TraceBack: Multi-Agent Decomposition for Fine-Grained Table Attribution
This work addresses the need for verifiable grounding in table-based QA, which is crucial for high-stakes applications, though it is incremental in improving existing methods with new evaluation tools.
The paper tackles the problem of providing fine-grained, cell-level attribution for answers in table question answering to enhance transparency and trust, and introduces TraceBack, a multi-agent framework that outperforms baselines across datasets while also proposing FairScore, a metric that closely aligns with human judgments for evaluating attribution.

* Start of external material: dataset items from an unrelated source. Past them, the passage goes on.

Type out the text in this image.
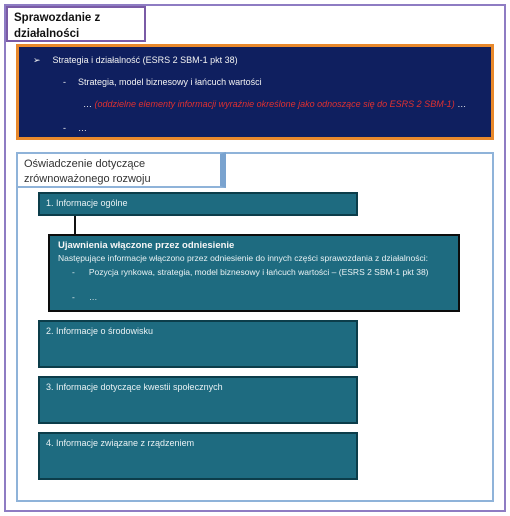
Sprawozdanie z działalności
➢ Strategia i działalność (ESRS 2 SBM-1 pkt 38)
- Strategia, model biznesowy i łańcuch wartości
… (oddzielne elementy informacji wyraźnie określone jako odnoszące się do ESRS 2 SBM-1) …
- …
Oświadczenie dotyczące zrównoważonego rozwoju
1. Informacje ogólne
Ujawnienia włączone przez odniesienie
Następujące informacje włączono przez odniesienie do innych części sprawozdania z działalności:
- Pozycja rynkowa, strategia, model biznesowy i łańcuch wartości – (ESRS 2 SBM-1 pkt 38)
- …
2. Informacje o środowisku
3. Informacje dotyczące kwestii społecznych
4. Informacje związane z rządzeniem
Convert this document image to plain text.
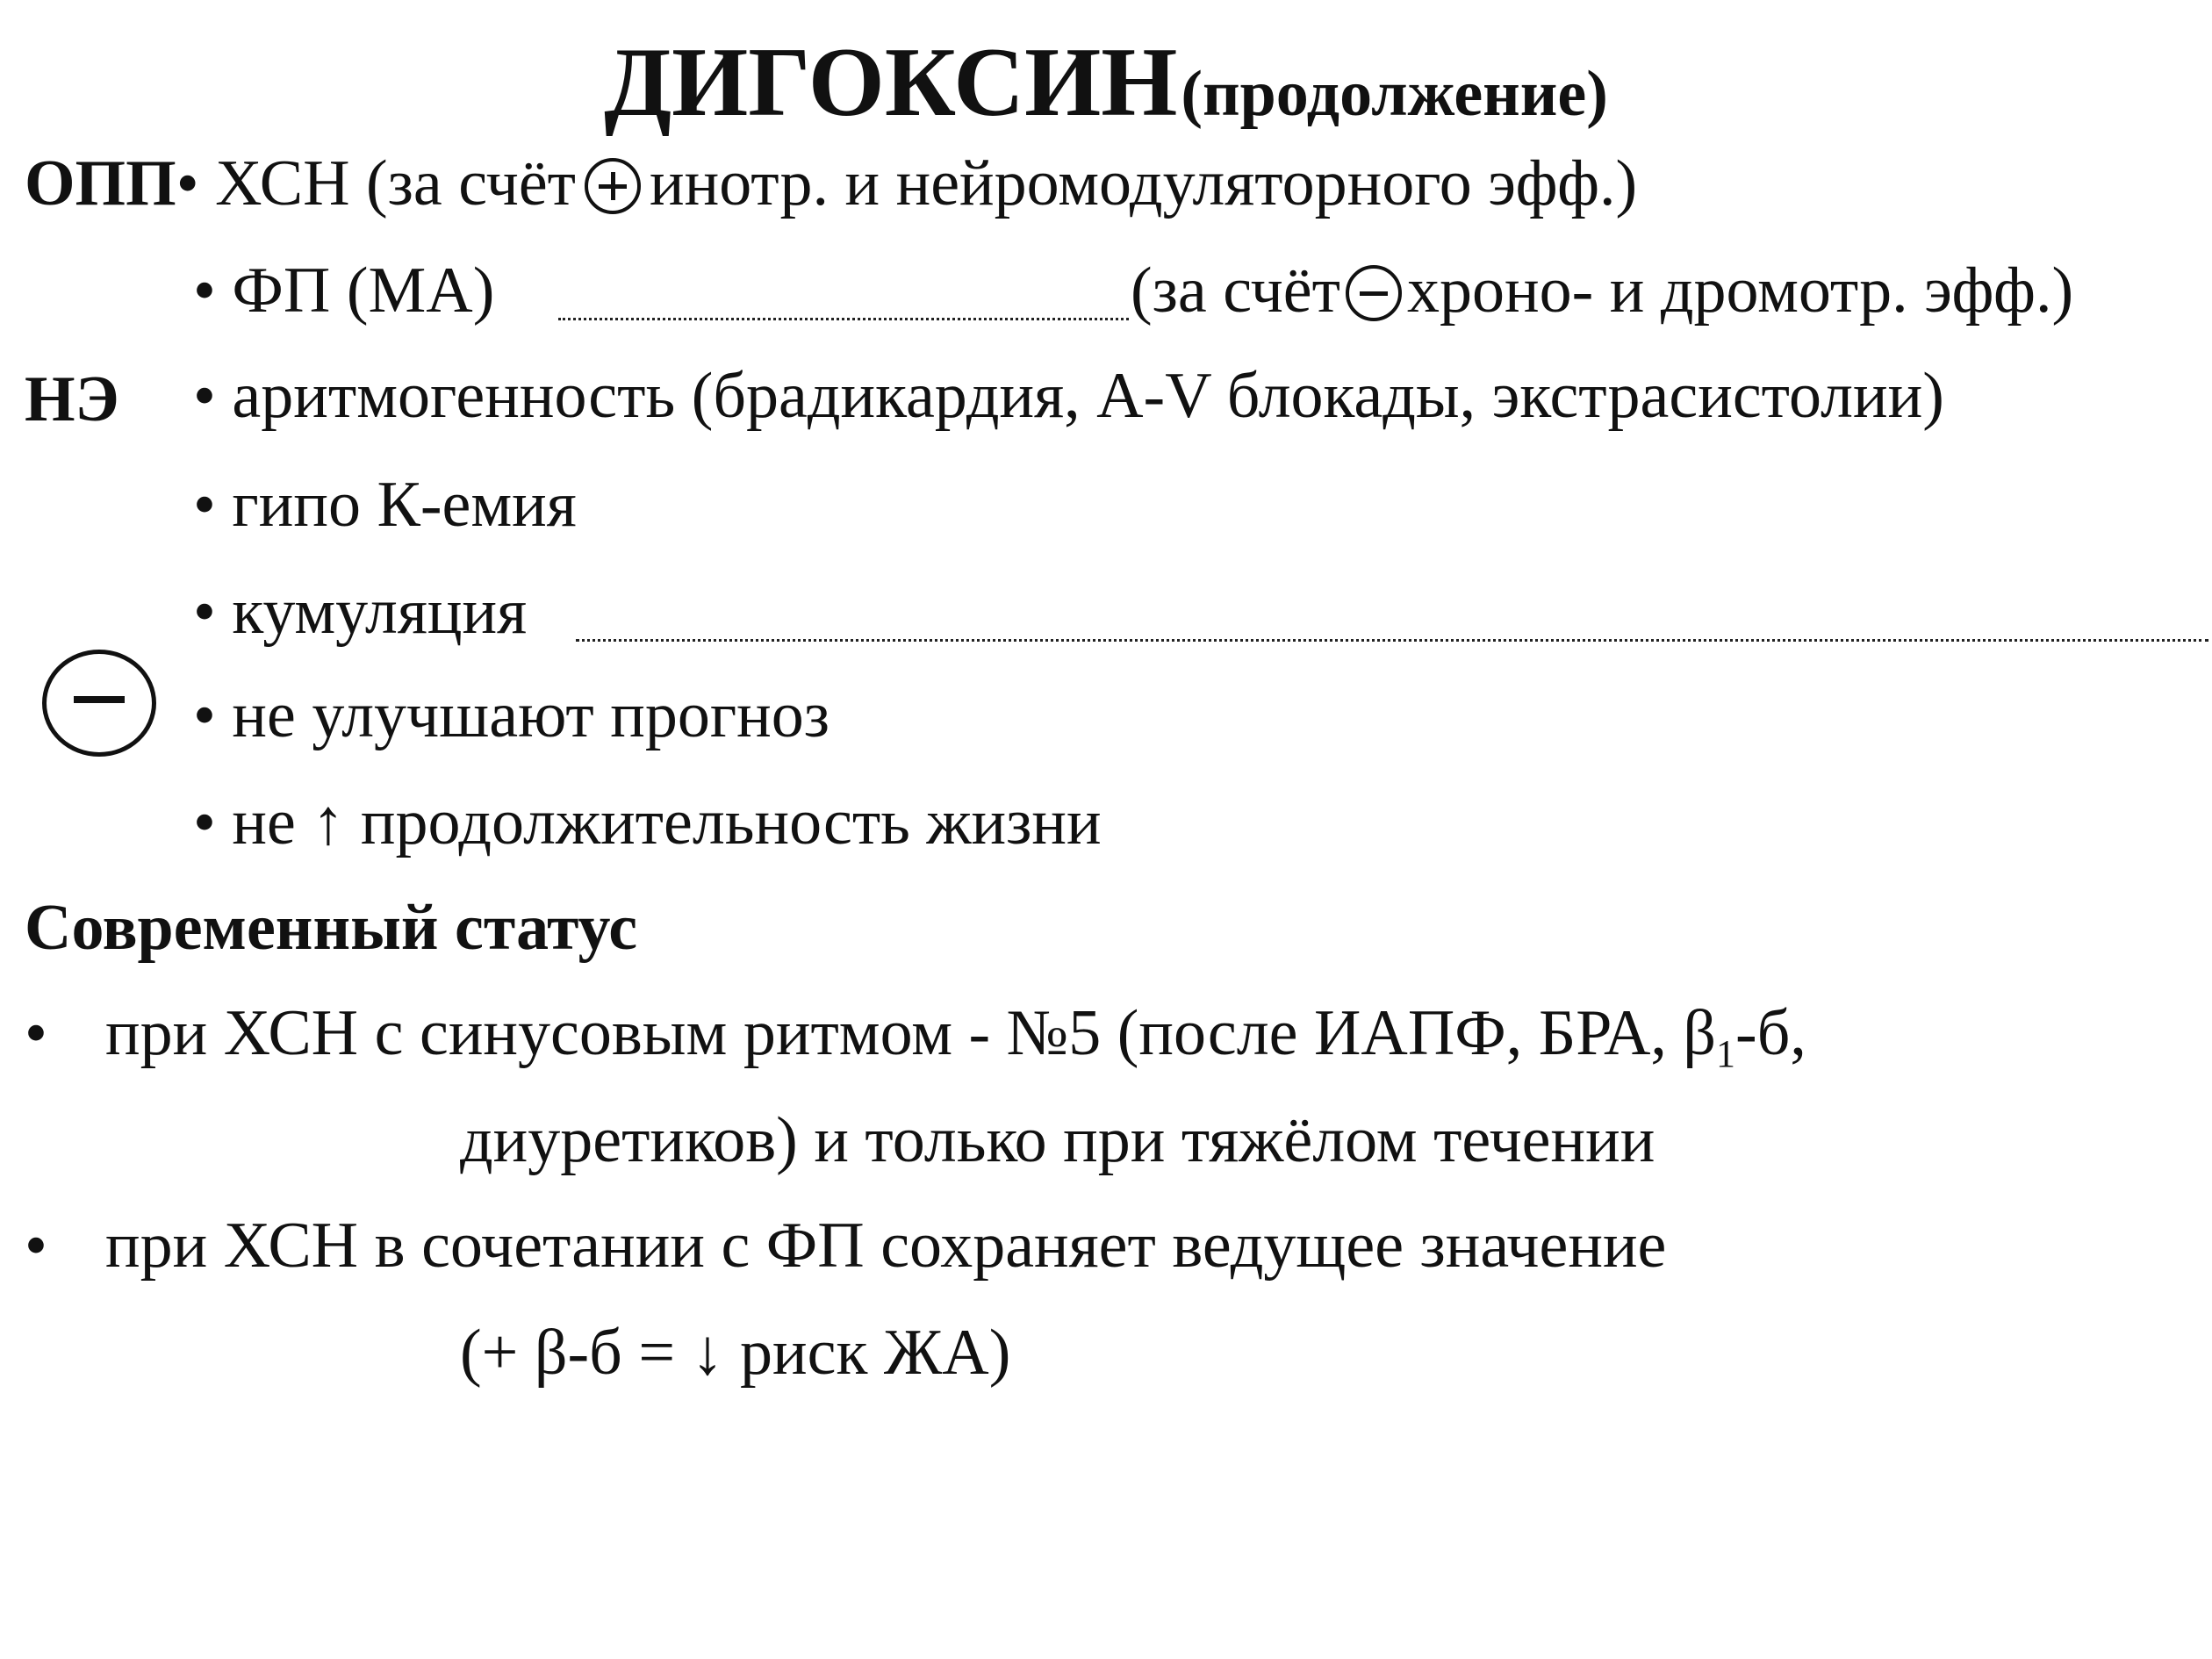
ДИГОКСИН (продолжение)
ОПП• ХСН (за счёт инотр. и нейромодуляторного эфф.)
• ФП (МА)	(за счёт хроно- и дромотр. эфф.)
НЭ • аритмогенность (брадикардия, A-V блокады, экстрасистолии)
• гипо К-емия
• кумуляция
• не улучшают прогноз
• не ↑ продолжительность жизни
Современный статус
• при ХСН с синусовым ритмом - №5 (после ИАПФ, БРА, $\beta_1-б$,
диуретиков) и только при тяжёлом течении
• при ХСН в сочетании с ФП сохраняет ведущее значение
(+ β-б = ↓ риск ЖА)
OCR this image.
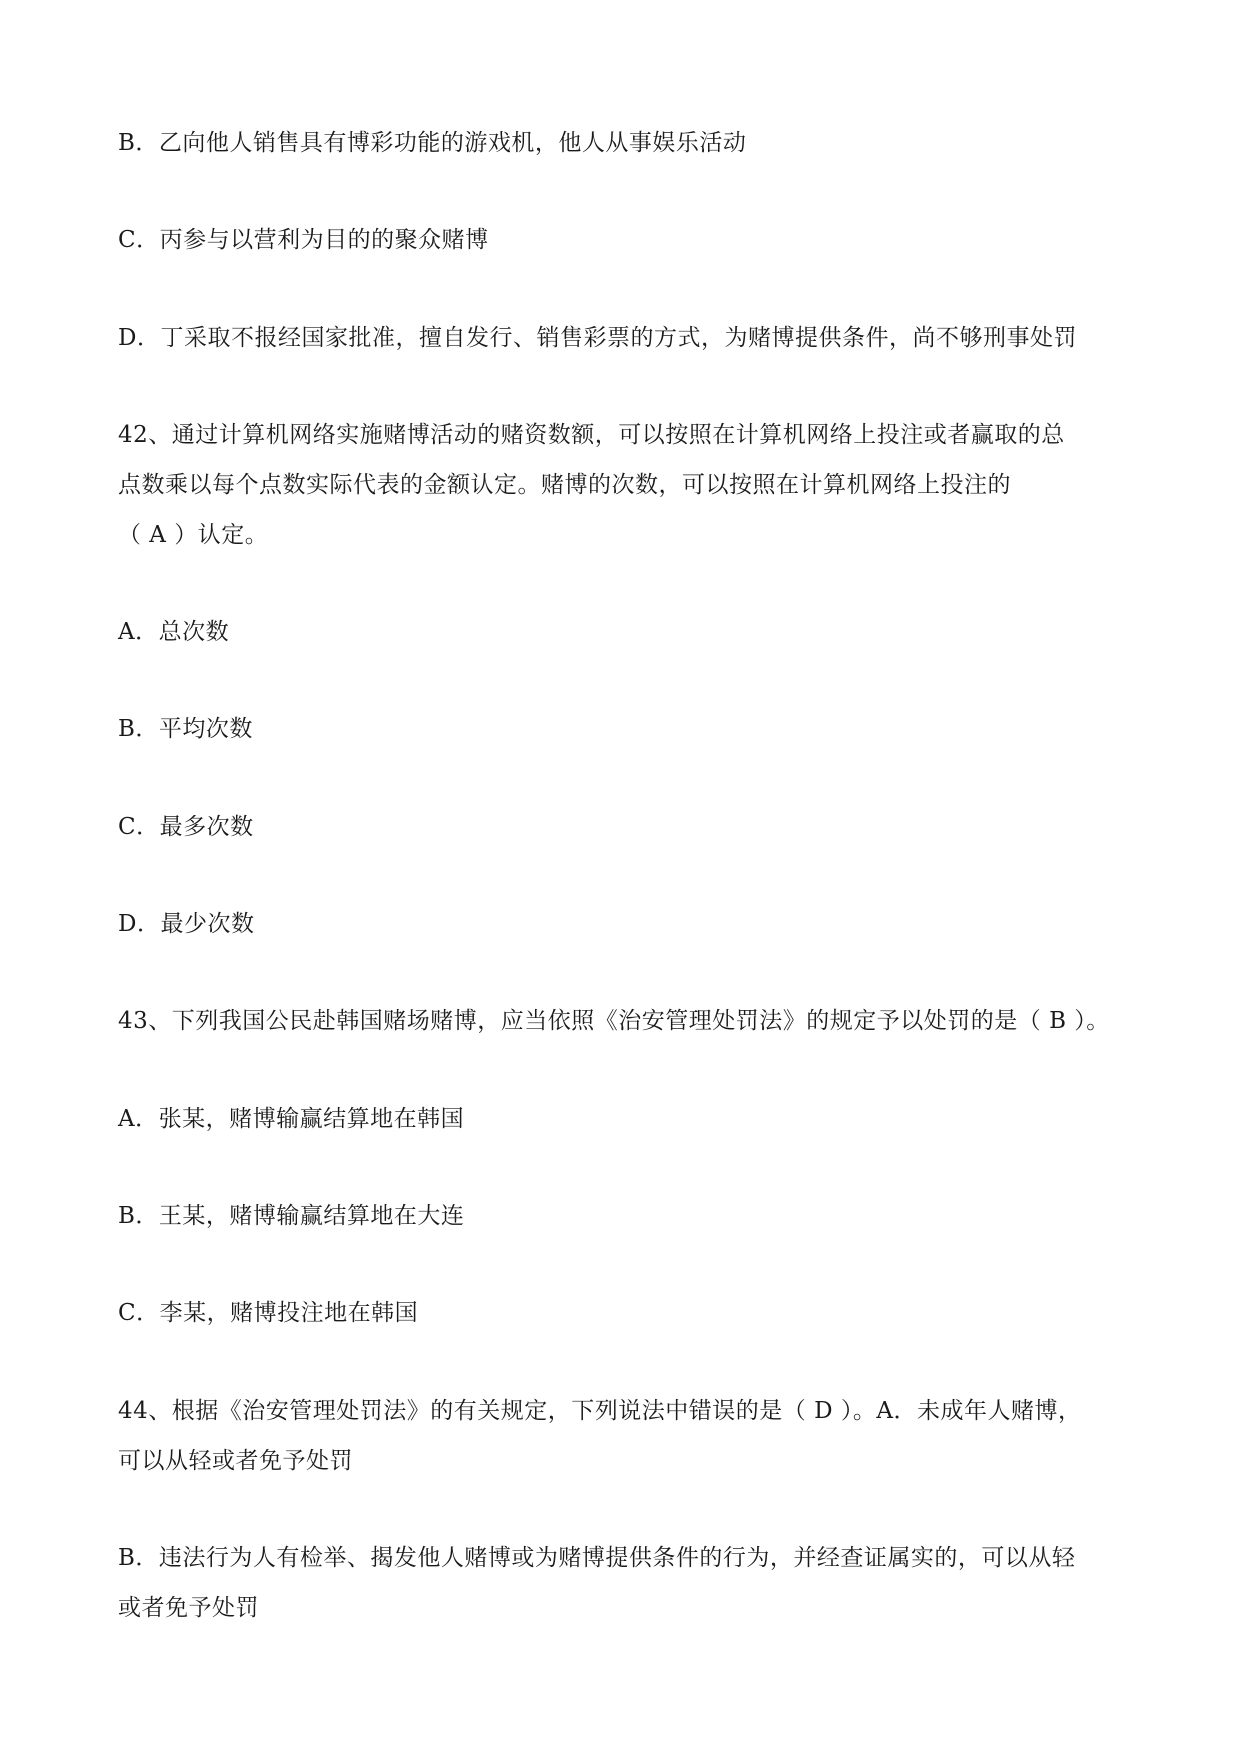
B．乙向他人销售具有博彩功能的游戏机，他人从事娱乐活动
C．丙参与以营利为目的的聚众赌博
D．丁采取不报经国家批准，擅自发行、销售彩票的方式，为赌博提供条件，尚不够刑事处罚
42、通过计算机网络实施赌博活动的赌资数额，可以按照在计算机网络上投注或者赢取的总
点数乘以每个点数实际代表的金额认定。赌博的次数，可以按照在计算机网络上投注的
（ A ）认定。
A．总次数
B．平均次数
C．最多次数
D．最少次数
43、下列我国公民赴韩国赌场赌博，应当依照《治安管理处罚法》的规定予以处罚的是（ B ）。
A．张某，赌博输赢结算地在韩国
B．王某，赌博输赢结算地在大连
C．李某，赌博投注地在韩国
44、根据《治安管理处罚法》的有关规定，下列说法中错误的是（ D ）。A．未成年人赌博，
可以从轻或者免予处罚
B．违法行为人有检举、揭发他人赌博或为赌博提供条件的行为，并经查证属实的，可以从轻
或者免予处罚
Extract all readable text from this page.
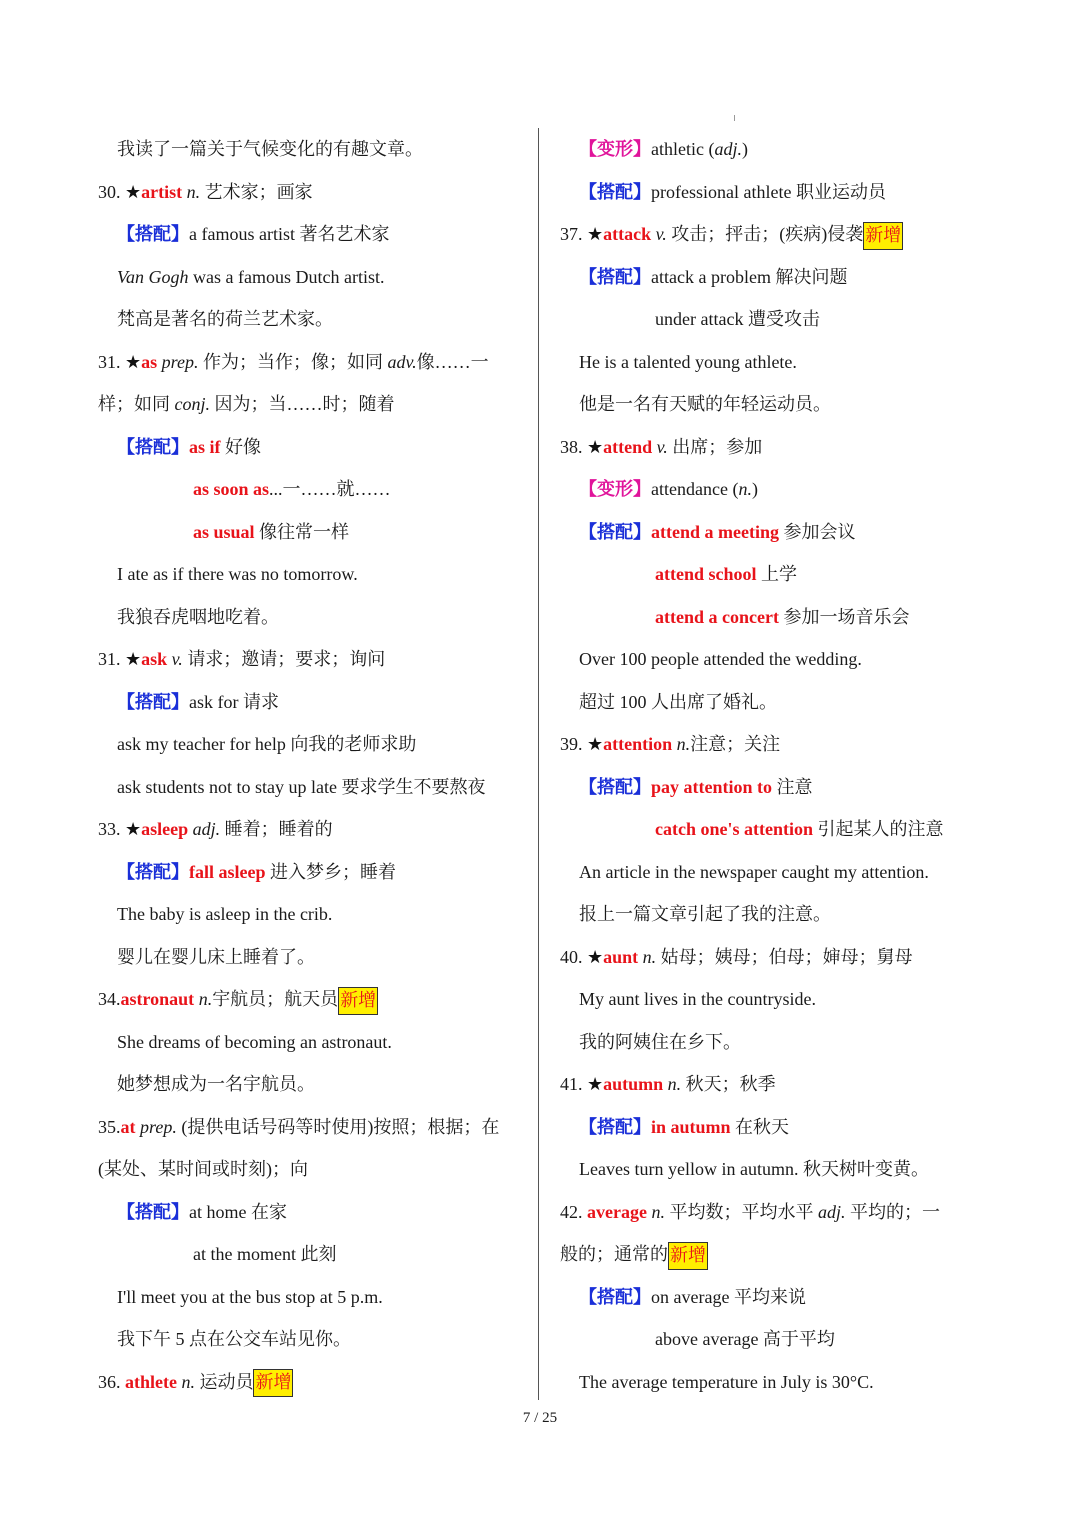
我读了一篇关于气候变化的有趣文章。
30. ★artist n. 艺术家；画家
【搭配】a famous artist 著名艺术家
Van Gogh was a famous Dutch artist.
梵高是著名的荷兰艺术家。
31. ★as prep. 作为；当作；像；如同 adv.像……一
样；如同 conj. 因为；当……时；随着
【搭配】as if 好像
as soon as...一……就……
as usual 像往常一样
I ate as if there was no tomorrow.
我狼吞虎咽地吃着。
31. ★ask v. 请求；邀请；要求；询问
【搭配】ask for 请求
ask my teacher for help 向我的老师求助
ask students not to stay up late 要求学生不要熬夜
33. ★asleep adj. 睡着；睡着的
【搭配】fall asleep 进入梦乡；睡着
The baby is asleep in the crib.
婴儿在婴儿床上睡着了。
34.astronaut n.宇航员；航天员 新增
She dreams of becoming an astronaut.
她梦想成为一名宇航员。
35.at prep. (提供电话号码等时使用)按照；根据；在
(某处、某时间或时刻)；向
【搭配】at home 在家
at the moment 此刻
I'll meet you at the bus stop at 5 p.m.
我下午 5 点在公交车站见你。
36. athlete n. 运动员 新增
【变形】athletic (adj.)
【搭配】professional athlete 职业运动员
37. ★attack v. 攻击；抨击；(疾病)侵袭 新增
【搭配】attack a problem 解决问题
under attack 遭受攻击
He is a talented young athlete.
他是一名有天赋的年轻运动员。
38. ★attend v. 出席；参加
【变形】attendance (n.)
【搭配】attend a meeting 参加会议
attend school 上学
attend a concert 参加一场音乐会
Over 100 people attended the wedding.
超过 100 人出席了婚礼。
39. ★attention n.注意；关注
【搭配】pay attention to 注意
catch one's attention 引起某人的注意
An article in the newspaper caught my attention.
报上一篇文章引起了我的注意。
40. ★aunt n. 姑母；姨母；伯母；婶母；舅母
My aunt lives in the countryside.
我的阿姨住在乡下。
41. ★autumn n. 秋天；秋季
【搭配】in autumn 在秋天
Leaves turn yellow in autumn. 秋天树叶变黄。
42. average n. 平均数；平均水平 adj. 平均的；一
般的；通常的 新增
【搭配】on average 平均来说
above average 高于平均
The average temperature in July is 30°C.
7 / 25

Question answering (QA) over structured tables requires not only accurate answers but also transparency about which cells support them. Existing table QA systems rarely provide fine-grained attribution, so even correct answers often lack verifiable grounding, limiting trust in high-stakes settings. We address this with TraceBack, a modular multi-agent framework for scalable, cell-level attribution in single-table QA. TraceBack prunes tables to relevant rows and columns, decomposes questions into semantically coherent sub-questions, and aligns each answer span with its supporting cells, capturing both explicit and implicit evidence used in intermediate reasoning steps. To enable systematic evaluation, we release CITEBench, a benchmark with phrase-to-cell annotations drawn from ToTTo, FetaQA, and AITQA. We further propose FairScore, a reference-less metric that compares atomic facts derived from predicted cells and answers to estimate attribution precision and recall without human cell labels. Experiments show that TraceBack substantially outperforms strong baselines across datasets and granularities, while FairScore closely tracks human judgments and preserves relative method rankings, supporting interpretable and scalable evaluation of table-based QA.